Nijeer Parks became the third person to come forward as a victim of mistakes made by facial recognition software used widely within police departments and law enforcement agencies, according to his lawsuit and an interview with The New York Times.

Parks is suing the city of Woodbridge, New Jersey after he was forced to spend 10 days in jail and more than $5,000 to defend himself after police mistakenly arrested him based on faulty information provided by facial recognition software. 

“I was locked up for no reason. I’ve seen it happen to other people. I’ve seen it on the news. I just never thought it would happen to me. It was a very scary ordeal,” Parks said. 

Earlier this year, two other Black men filed lawsuits reporting that they had been arrested and interrogated based on false matches made by facial recognition software.

Black scientists have been at war with companies like Amazon, IBM and Microsoft for years, annually testing and repeatedly proving that all of these systems still struggle with identifying Black faces and are in general inaccurate.

In January 2019, Woodbridge Police officers were investigating a robbery at a Hampton Inn. They confronted the suspect and he gave them a fake ID from Tennessee before fleeing the scene in a rental car. 

Even though the officers knew the ID was fake, they still used it as a point of reference in their investigation. They sent the photo on the fake ID, which was not of the person they were looking for, to multiple state agencies that use some version of facial recognition software. 

Parks, who lives 30 miles away, was matched with the photo from the fake ID, according to NJ.com. He was nowhere near the crime, had an alibi, and he said there was no way he could have been the culprit because he does not have a driver's license and cannot drive. 

Despite the obviousness of the mistake, it nearly changed Parks' life forever.

Ten years ago, Parks was arrested twice for selling drugs and went to prison, getting out in 2016, The New York Times reported. If convicted in this latest case, he would have gotten considerable time because it would have been his third conviction.

Once police made the facial recognition match, they arrested Parks and held him in Middlesex County Corrections Center for 10 days. 

Yet another criminal justice algorithm worked against Parks, but this time it was the no-bail system in New Jersey. The state uses an algorithm to determine the "risk" associated with allowing a person out on bail before trial. Because of Parks' past convictions, he was not released before trial, forcing his family members to step in and hire a lawyer.

In his lawsuit, Parks described the lackluster defense initially given to him by his public defender, who did not highlight Parks' repeated statements that he could easily get proof that he was at a Western Union in Haledon, New Jersey, at the time of the crime. 

Parks told The New York Times that he nearly took a plea deal out of fear that going to trial, even as an innocent person, would lead to a harsher sentence.  

He decided to fight the case in court and was eventually released, with the case being dropped months later. 

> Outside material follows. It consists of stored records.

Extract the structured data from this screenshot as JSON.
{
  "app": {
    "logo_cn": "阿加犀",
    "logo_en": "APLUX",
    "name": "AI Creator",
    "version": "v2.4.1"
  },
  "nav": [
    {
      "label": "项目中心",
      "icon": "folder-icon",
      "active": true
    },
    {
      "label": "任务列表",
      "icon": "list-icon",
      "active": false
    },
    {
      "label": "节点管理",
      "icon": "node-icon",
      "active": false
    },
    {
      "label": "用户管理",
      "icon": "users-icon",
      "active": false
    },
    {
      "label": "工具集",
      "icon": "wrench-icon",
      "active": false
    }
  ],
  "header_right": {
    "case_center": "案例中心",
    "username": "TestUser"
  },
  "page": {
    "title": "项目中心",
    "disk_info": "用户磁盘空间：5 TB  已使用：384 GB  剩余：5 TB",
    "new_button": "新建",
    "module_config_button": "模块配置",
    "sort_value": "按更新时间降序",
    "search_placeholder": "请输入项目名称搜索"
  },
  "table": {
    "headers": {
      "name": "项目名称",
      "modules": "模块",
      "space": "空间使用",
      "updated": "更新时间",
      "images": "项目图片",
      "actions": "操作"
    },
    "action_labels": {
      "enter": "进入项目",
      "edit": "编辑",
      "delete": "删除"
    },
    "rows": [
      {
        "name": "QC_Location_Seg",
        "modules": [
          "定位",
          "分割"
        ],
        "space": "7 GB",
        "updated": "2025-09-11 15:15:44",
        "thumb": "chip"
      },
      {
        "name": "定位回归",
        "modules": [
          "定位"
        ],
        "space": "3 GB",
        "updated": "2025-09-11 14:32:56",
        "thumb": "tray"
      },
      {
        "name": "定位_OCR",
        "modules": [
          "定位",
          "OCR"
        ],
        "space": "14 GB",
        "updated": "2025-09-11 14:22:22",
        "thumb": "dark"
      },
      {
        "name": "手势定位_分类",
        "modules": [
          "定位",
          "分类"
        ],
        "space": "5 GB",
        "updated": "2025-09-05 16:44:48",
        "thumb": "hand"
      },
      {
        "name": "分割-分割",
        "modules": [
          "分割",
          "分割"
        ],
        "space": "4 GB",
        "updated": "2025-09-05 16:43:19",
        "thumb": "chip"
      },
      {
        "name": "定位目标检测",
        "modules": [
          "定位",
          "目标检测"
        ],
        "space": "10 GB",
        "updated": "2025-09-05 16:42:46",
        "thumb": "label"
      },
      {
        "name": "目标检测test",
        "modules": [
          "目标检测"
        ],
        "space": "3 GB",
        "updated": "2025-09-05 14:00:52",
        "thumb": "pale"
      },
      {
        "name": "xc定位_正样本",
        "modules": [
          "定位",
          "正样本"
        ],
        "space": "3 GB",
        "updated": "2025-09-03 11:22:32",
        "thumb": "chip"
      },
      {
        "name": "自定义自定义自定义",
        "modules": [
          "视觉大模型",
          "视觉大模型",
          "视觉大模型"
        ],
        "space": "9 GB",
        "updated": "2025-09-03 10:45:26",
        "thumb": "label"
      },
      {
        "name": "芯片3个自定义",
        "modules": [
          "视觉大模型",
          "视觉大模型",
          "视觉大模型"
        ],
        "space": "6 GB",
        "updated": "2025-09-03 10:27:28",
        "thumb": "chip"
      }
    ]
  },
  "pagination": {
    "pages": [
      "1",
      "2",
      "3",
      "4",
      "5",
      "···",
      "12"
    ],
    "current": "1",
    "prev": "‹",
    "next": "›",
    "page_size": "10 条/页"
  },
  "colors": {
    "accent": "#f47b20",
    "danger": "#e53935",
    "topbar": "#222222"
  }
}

In his lawsuit, Parks slams the police department for using the facial recognition software and not checking whether it was accurate before arresting a person.

"No reasonable officer would be able to consider that it was reasonable to issue an arrest warrant on the basis of facial recognition technology that is known to be faulty and untrustworthy," the lawsuit read. 

There continues to be sustained backlash against the use of facial recognition software despite its widespread adoption by law enforcement agencies, airports, and even schools, as Blavity previously reported.

After the protests over George Floyd's killing this summer, the major companies behind this facial recognition software, namely Amazon, IBM and Microsoft, all pledged to honor a one-year moratorium on its use by police departments.

But activists at the time noted that there was no way for anyone to be sure that police departments would no longer have access, and each company released vague statements on what the moratorium actually meant. 

MIT researchers Joy Buolamwini and Inioluwa Deborah Raji conducted a widely read study showing Rekognition struggles to identify the faces of Black and brown people, particularly Black women.

One of the main problems they highlighted was the ability to set certain thresholds in a system, meaning you are willing to accept facial recognition matches that may be less than 90 percent, or 85 percent, or even 75 percent. 

Amazon has told all police departments that they should only use their facial recognition system at a 95 percent threshold, yet police departments have already said they do not do this, with most using the software at the 80 percent threshold that the program is set to at first. All of the studies done by researchers use the 80 percent threshold as the benchmark.

After the one-year moratorium was announced this summer, the ACLU
released a scathing statement, demanding all of these companies stop selling these facial recognition programs for good. 

"It is about time Amazon started recognizing the dangers face recognition surveillance poses to Black and brown communities and civil rights more broadly. Face recognition technology gives governments the unprecedented power to spy on us wherever we go. It fuels police abuse. These dangers will not just go away in a year," the ACLU wrote on Twitter in June.

"Amazon must commit to a full stop of its face recognition sales until the dangers can be fully addressed," the ACLU added. "It must also urge Congress and legislatures across the country to pause law enforcement use of the technology. We will continue the fight to defend our privacy rights from face surveillance technology. That means you're next, Microsoft."